Using functions to access objects seems to avoid that problem. Here’s an example, where we try to write to stdin
instead of stdout
:
let () =
Eio_main.run @@ fun env ->
let dst = Eio.Stdenv.stdin env in
Eio.Flow.copy_string "Hello!\n" dst
^^^
Error: This expression has type Eio.Flow.source
but an expression was expected of type #Eio.Flow.sink
The first object type has no method copy
Taking a method call on every operation also seems like an unnecessary cost.

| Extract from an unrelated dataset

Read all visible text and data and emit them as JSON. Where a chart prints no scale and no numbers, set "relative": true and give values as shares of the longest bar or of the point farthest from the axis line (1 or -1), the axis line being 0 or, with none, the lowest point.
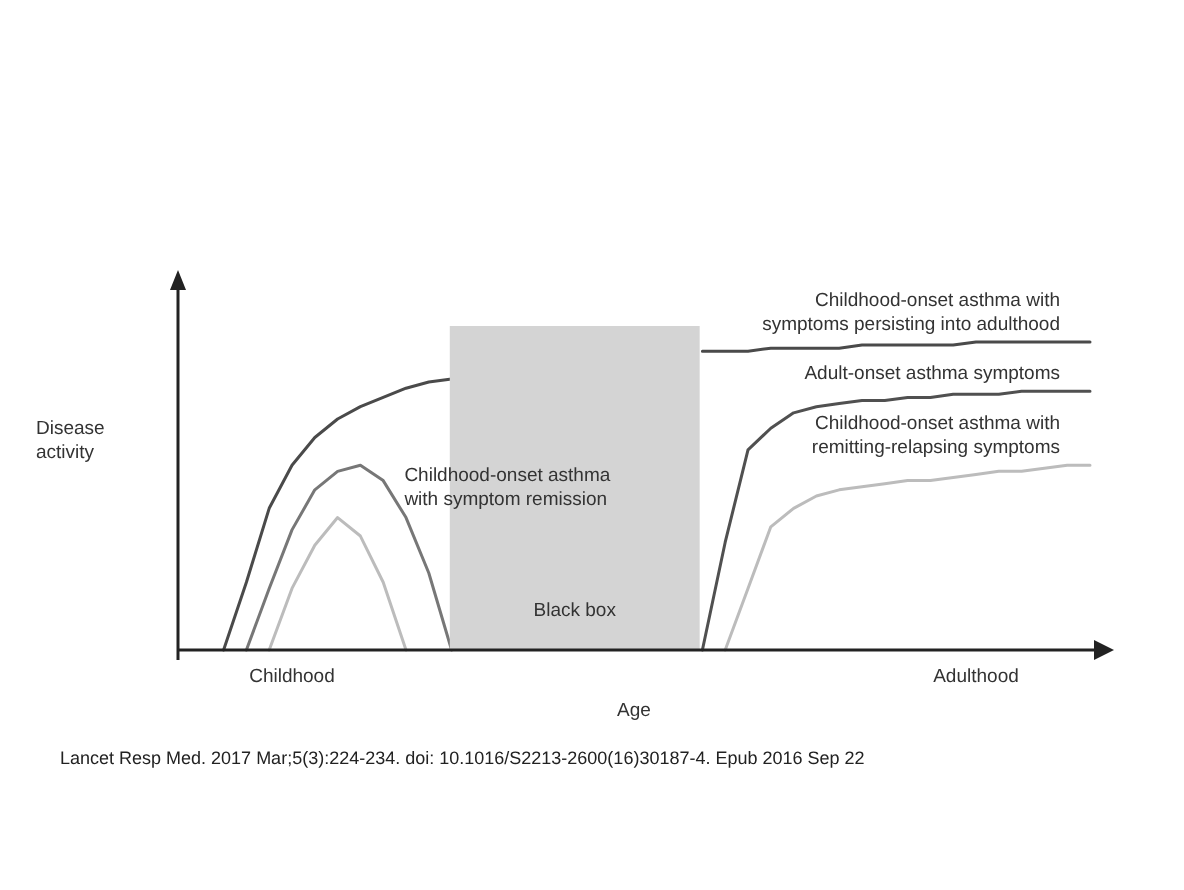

I did some benchmarking, comparing various schemes here GitHub - talex5/flow-tests: Just for testing. In particular, this compared Conduit 3 (using first-class modules and GADTs) with objects. The conclusion was that for accessing OS resources the speed of a method call hardly matters. In fact, Conduit 3 was slower, but for other reasons, I think. Here’s a simple benchmark with my own GADT version:
module Object = struct
class type source =
object
method read : bytes -> int -> int -> unit
method close : unit
end
let of_channel ch =
object (_ : source)
method read buf off len = really_input ch buf off len
method close = close_in ch
end
let read (source : #source) = source#read
end
module Gadt = struct
module type SOURCE = sig
type t
val read : t -> bytes -> int -> int -> unit
val close : t -> unit
end
type source = Source : (module SOURCE with type t = 'a) * 'a -> source
module Channel_source = struct
type t = in_channel
let read = really_input
let close = close_in
end
let of_channel ch =
Source ((module Channel_source), ch)
let read (Source ((module Source), source)) buf off len =
Source.read source buf off len
end
let time_object ch =
let source = Object.of_channel ch in
let buf = Bytes.create 4096 in
let t0 = Unix.gettimeofday () in
for _i = 1 to 1_000_000 do
Object.read source buf 0 4096
done;
let t1 = Unix.gettimeofday () in
Printf.printf "Time with object: %.3f\n" (t1 -. t0)
let time_gadt ch =
let source = Gadt.of_channel ch in
let buf = Bytes.create 4096 in
let t0 = Unix.gettimeofday () in
for _i = 1 to 1_000_000 do
Gadt.read source buf 0 4096
done;
let t1 = Unix.gettimeofday () in
Printf.printf "Time with module: %.3f\n" (t1 -. t0)
let () =
let zero = open_in "/dev/zero" in
time_gadt zero;
time_object zero
$ dune exec -- ./test.exe
Time with module: 0.243
Time with object: 0.243
This is for reading from /dev/zero
, which is very fast for the kernel. If you’re reading from a file or socket then obviously the kernel will be doing more work and the speed benefit (if any) will be smaller.
However, we also want to use sub-types, which is much easier with objects. As well as source, sink and two_way, some flows can be closed while others can’t. File sources should also allow pread, and sockets should allow send_msg. When using io_uring, you should be able to get the file descriptor, etc.